Asked if he liked EDM (electronic dance music) or has ever been to a rave: “I’ve never been to a rave. No! It’s a Republican primary, Anderson!”
Ben Carson
On whether Apple should aid federal investigators in hacking the iPhone of one of the San Bernardino shooters, Carson said, “There’s probably good reason not to trust the government, but we’re going to have to get over that.”
On whether he would, in the last year of his own presidency, pick a replacement for the late Supreme Court Justice Antonin Scalia: “I probably would take the opportunity to nominate someone. Doesn’t necessarily mean that person will be acted on or confirmed. Why not do it?”

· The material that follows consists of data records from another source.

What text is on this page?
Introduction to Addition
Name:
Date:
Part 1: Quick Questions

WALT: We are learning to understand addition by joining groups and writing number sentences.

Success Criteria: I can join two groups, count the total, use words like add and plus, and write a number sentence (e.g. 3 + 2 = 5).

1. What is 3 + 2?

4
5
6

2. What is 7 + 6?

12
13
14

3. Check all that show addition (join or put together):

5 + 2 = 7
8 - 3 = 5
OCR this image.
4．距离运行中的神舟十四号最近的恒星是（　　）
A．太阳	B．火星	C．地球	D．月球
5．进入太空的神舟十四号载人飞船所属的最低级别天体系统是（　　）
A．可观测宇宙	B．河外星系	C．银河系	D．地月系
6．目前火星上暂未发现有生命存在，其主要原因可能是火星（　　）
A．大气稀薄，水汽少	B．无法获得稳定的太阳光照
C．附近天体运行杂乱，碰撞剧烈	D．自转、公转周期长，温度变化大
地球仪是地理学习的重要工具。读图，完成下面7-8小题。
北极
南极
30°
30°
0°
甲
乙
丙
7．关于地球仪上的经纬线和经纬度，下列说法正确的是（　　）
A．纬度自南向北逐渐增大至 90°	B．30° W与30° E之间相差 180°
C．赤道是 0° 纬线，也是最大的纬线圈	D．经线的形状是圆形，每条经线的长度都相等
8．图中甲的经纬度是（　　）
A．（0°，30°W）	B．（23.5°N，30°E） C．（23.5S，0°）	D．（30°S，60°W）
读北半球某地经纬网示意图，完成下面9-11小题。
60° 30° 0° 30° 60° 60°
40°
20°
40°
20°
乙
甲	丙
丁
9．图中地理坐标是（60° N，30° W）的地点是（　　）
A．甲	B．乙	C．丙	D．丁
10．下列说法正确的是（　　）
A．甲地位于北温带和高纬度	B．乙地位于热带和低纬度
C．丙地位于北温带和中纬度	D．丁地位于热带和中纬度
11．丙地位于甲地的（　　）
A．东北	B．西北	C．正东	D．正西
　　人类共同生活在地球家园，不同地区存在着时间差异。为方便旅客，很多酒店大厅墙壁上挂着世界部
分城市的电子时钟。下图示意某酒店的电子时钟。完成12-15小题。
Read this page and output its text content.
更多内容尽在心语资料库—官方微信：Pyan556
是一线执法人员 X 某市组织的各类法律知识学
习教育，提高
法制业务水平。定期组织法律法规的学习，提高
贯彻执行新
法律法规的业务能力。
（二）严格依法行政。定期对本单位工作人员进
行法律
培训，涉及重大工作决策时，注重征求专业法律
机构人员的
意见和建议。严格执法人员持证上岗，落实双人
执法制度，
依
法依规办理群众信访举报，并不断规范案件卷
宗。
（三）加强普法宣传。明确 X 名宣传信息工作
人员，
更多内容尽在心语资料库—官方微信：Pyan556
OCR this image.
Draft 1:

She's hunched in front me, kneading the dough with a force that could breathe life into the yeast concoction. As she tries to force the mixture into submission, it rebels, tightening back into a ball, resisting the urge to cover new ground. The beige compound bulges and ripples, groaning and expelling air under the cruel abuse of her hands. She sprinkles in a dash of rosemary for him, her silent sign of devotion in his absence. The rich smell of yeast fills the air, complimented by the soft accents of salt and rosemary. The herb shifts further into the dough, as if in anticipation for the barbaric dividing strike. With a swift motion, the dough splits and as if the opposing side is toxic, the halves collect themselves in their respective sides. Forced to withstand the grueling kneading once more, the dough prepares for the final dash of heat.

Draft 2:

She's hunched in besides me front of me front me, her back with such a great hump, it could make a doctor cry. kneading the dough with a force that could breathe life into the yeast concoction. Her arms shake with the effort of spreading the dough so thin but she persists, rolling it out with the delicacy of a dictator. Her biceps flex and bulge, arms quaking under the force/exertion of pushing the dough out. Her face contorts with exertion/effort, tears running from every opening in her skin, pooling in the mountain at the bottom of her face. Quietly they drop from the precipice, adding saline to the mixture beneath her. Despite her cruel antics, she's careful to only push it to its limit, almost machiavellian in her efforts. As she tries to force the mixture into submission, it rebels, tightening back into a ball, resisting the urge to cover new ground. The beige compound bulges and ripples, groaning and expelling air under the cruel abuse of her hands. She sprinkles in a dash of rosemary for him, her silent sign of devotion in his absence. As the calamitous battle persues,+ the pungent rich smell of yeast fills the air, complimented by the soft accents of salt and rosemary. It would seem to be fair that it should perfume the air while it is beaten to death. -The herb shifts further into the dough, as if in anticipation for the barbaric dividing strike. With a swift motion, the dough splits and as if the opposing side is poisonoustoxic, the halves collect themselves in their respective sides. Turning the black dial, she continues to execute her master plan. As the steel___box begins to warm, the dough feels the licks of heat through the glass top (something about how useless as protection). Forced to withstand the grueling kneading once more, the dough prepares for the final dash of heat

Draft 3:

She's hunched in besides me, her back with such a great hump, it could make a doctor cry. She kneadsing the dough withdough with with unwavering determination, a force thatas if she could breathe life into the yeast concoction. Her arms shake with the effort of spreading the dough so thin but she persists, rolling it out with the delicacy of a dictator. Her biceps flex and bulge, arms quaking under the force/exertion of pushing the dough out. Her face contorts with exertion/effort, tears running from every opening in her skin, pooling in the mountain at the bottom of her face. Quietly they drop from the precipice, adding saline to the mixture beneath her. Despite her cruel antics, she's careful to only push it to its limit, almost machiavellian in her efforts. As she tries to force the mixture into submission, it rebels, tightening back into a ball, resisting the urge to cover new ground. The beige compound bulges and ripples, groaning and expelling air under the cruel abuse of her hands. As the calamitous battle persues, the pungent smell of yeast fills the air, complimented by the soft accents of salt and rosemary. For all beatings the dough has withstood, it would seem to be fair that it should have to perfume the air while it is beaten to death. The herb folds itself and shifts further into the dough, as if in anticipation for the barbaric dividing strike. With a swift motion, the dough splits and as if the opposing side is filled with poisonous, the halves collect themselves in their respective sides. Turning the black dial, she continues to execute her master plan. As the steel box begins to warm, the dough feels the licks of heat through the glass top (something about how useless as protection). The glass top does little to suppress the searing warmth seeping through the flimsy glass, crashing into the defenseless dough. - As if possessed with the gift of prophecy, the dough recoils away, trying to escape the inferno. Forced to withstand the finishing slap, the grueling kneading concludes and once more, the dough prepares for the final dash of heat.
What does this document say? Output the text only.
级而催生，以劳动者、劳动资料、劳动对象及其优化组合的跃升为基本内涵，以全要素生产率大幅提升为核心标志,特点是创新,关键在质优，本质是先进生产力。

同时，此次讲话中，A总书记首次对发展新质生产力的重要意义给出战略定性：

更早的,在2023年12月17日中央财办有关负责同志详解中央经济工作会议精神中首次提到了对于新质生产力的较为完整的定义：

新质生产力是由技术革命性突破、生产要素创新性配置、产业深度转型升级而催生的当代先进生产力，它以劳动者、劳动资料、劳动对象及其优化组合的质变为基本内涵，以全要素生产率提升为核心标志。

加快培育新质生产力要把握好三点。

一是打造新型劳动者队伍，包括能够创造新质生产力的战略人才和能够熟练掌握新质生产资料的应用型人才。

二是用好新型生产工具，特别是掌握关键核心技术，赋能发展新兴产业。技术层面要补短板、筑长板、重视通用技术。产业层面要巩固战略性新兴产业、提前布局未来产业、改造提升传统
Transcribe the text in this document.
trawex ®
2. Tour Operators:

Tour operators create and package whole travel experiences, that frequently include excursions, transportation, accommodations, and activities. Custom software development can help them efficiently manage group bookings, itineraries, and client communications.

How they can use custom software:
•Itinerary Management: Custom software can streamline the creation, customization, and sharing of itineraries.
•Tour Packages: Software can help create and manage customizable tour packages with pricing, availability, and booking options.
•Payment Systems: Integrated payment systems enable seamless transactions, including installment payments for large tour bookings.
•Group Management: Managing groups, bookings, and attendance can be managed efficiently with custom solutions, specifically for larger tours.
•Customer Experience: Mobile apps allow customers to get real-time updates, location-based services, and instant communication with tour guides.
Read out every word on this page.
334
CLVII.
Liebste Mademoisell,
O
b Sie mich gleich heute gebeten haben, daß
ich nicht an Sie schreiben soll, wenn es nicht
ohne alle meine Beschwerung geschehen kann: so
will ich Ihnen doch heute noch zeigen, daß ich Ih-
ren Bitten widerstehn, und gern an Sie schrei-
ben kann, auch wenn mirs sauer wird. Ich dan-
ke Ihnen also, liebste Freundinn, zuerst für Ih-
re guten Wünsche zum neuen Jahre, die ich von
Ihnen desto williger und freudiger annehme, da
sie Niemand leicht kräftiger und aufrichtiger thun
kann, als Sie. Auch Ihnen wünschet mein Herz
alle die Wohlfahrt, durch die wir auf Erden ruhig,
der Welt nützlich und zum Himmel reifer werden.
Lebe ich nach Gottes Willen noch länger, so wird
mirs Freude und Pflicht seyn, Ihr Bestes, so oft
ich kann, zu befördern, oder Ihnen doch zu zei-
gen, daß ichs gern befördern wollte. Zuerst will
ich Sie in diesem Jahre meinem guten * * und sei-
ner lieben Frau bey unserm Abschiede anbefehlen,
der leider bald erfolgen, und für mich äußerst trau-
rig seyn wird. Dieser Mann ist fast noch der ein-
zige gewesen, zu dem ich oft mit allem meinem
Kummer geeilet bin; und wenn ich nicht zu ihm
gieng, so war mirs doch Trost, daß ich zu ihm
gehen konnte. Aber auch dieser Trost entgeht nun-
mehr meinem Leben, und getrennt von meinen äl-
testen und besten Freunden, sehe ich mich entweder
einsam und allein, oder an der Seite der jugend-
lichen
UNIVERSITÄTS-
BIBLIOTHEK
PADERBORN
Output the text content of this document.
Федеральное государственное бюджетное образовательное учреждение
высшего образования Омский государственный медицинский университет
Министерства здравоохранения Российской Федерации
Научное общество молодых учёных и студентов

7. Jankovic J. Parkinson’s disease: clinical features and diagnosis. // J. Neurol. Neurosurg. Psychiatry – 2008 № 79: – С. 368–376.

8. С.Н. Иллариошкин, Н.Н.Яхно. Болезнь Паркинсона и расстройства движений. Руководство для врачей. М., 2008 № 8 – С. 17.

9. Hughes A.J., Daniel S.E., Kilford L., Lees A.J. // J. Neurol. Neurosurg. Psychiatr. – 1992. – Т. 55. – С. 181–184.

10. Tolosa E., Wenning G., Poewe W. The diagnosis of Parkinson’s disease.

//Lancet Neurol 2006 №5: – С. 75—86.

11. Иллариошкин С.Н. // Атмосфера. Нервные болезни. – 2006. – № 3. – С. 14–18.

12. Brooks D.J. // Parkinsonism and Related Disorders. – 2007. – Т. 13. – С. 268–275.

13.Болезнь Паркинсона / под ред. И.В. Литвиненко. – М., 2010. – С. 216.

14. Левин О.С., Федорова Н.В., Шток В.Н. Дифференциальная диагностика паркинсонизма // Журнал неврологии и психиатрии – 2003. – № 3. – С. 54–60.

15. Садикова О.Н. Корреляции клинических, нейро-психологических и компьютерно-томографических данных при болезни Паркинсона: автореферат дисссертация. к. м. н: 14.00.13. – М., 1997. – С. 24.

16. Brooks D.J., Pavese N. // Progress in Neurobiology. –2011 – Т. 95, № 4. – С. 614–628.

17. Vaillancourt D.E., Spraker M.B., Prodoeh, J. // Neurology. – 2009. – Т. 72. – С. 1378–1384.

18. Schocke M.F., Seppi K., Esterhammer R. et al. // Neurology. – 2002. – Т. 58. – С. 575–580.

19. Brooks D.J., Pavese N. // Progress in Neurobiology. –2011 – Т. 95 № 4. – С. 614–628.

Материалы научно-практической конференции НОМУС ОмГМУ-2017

On how the social safety net used to work: “If someone got killed by a bear, everyone took care of their family.”
On defending gun rights: “We’ve had guns for hundreds of years and we’ve been free for hundreds of years. I think there may be a correlation.”
On how he would get his message out in a rowdy general election fight: “I had a program at the hospital where I’d bring in 800 students at a time, frequently elementary students, and you would say, ‘How are you going to be able to speak to 800 elementary students and keep them quiet?’ You know what: By speaking softly. Because then they’d say, ‘Oh, what’s he saying?’ And they would shut up.”